NEWS FROM THE LAB - Friday, February 24, 2006

Rootkit Pharming Posted by Mika @ 14:52 GMT

Image: Phish

Haxdoor is one of the most advanced rootkit malware out there. It is a kernel-mode rootkit, but most of its hooks are in user-mode. It actually injects its hooks to the user-mode from the kernel -- which is really unique and kind of bizarre.

So, why doesn't Haxdoor just hook system calls in the kernel? A recent Secure Science paper has a good explanation for this. Haxdoor is used for phishing and pharming attacks against online banks. Pharming, according to Anti-Phishing Working Group (APWG), is an attack that misdirects users to fraudulent sites or proxy servers, typically through DNS hijacking or poisoning.

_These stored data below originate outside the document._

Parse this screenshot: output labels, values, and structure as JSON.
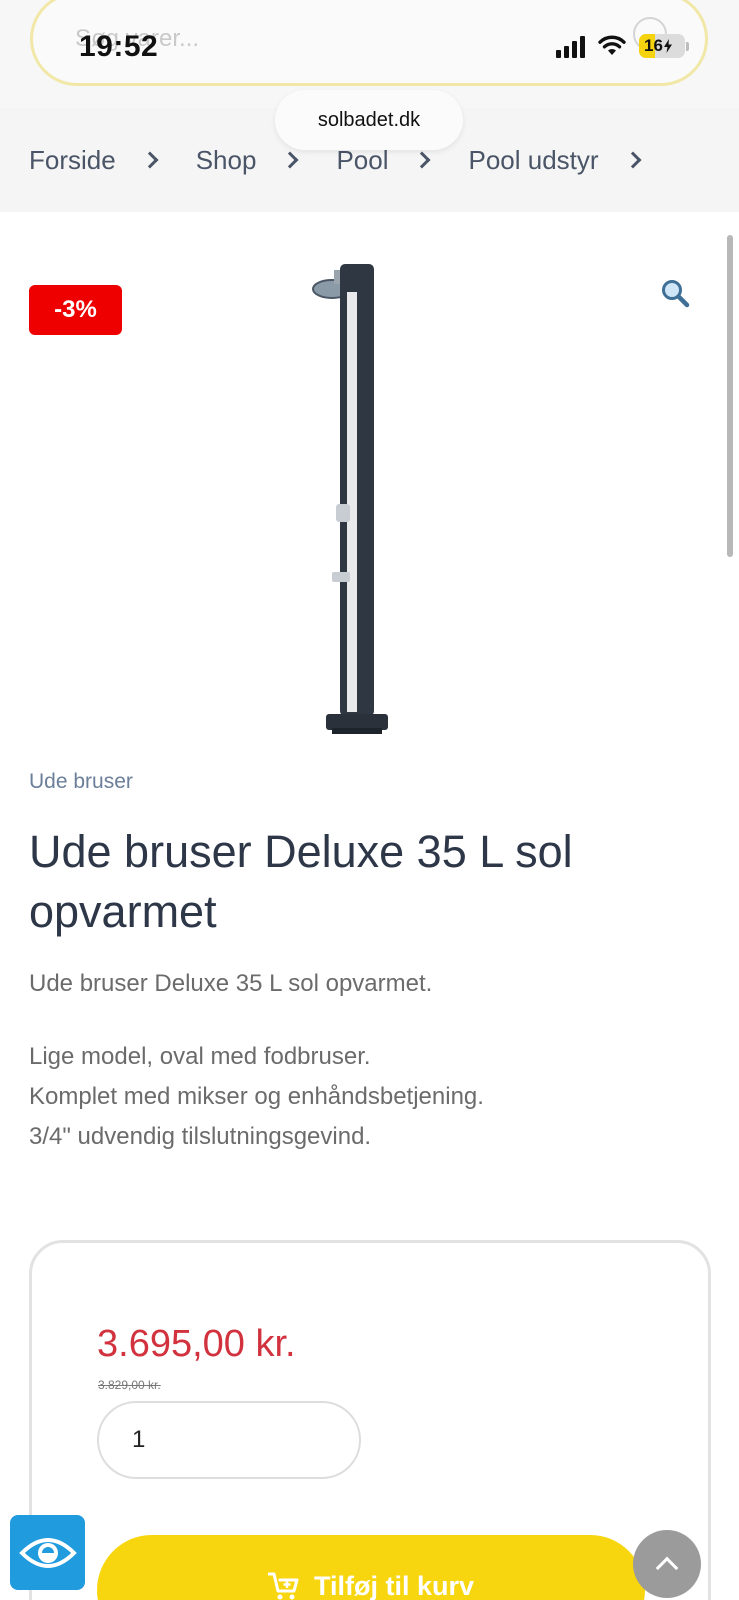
{
  "status_bar": {
    "time": "19:52",
    "battery": "16"
  },
  "search": {
    "placeholder": "Søg varer..."
  },
  "url": "solbadet.dk",
  "breadcrumb": {
    "items": [
      "Forside",
      "Shop",
      "Pool",
      "Pool udstyr"
    ]
  },
  "product": {
    "discount_badge": "-3%",
    "category": "Ude bruser",
    "title": "Ude bruser Deluxe 35 L sol opvarmet",
    "short_description": "Ude bruser Deluxe 35 L sol opvarmet.",
    "description_lines": [
      "Lige model, oval med fodbruser.",
      "Komplet med mikser og enhåndsbetjening.",
      "3/4\" udvendig tilslutningsgevind."
    ],
    "price": "3.695,00 kr.",
    "old_price": "3.829,00 kr.",
    "quantity": "1",
    "add_to_cart_label": "Tilføj til kurv"
  },
  "colors": {
    "accent_yellow": "#f7d60f",
    "sale_red": "#d1323e",
    "badge_red": "#ee0000",
    "a11y_blue": "#1f9bde"
  },
  "icons": {
    "zoom": "magnifier-icon",
    "cart": "cart-plus-icon",
    "accessibility": "eye-icon",
    "back_to_top": "chevron-up-icon"
  }
}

We took a careful look at Backdoor.Win32.Haxdoor.gh (detection added 31 Jan, 2006). It hooks HTTP functionality, redirects traffic, steals private information, and transmits the stolen data to a web-server controlled by the attacker. Most (all?) online banks use SSL encrypted connections to protect transmissions. If Haxdoor would hook networking functionality in the kernel, it would have hard time phishing since the data would be encrypted. By hooking on a high-enough API level it is able to grab the data before it gets encrypted. Apparently Haxdoor is designed to steal data especially from IE users, and not all tricks it plays work against, for example, Firefox.

If you want to know more about the phishing threat, Anti-Phishing Working Group's latest trend report and this article by Brian Krebs should make an interesting read.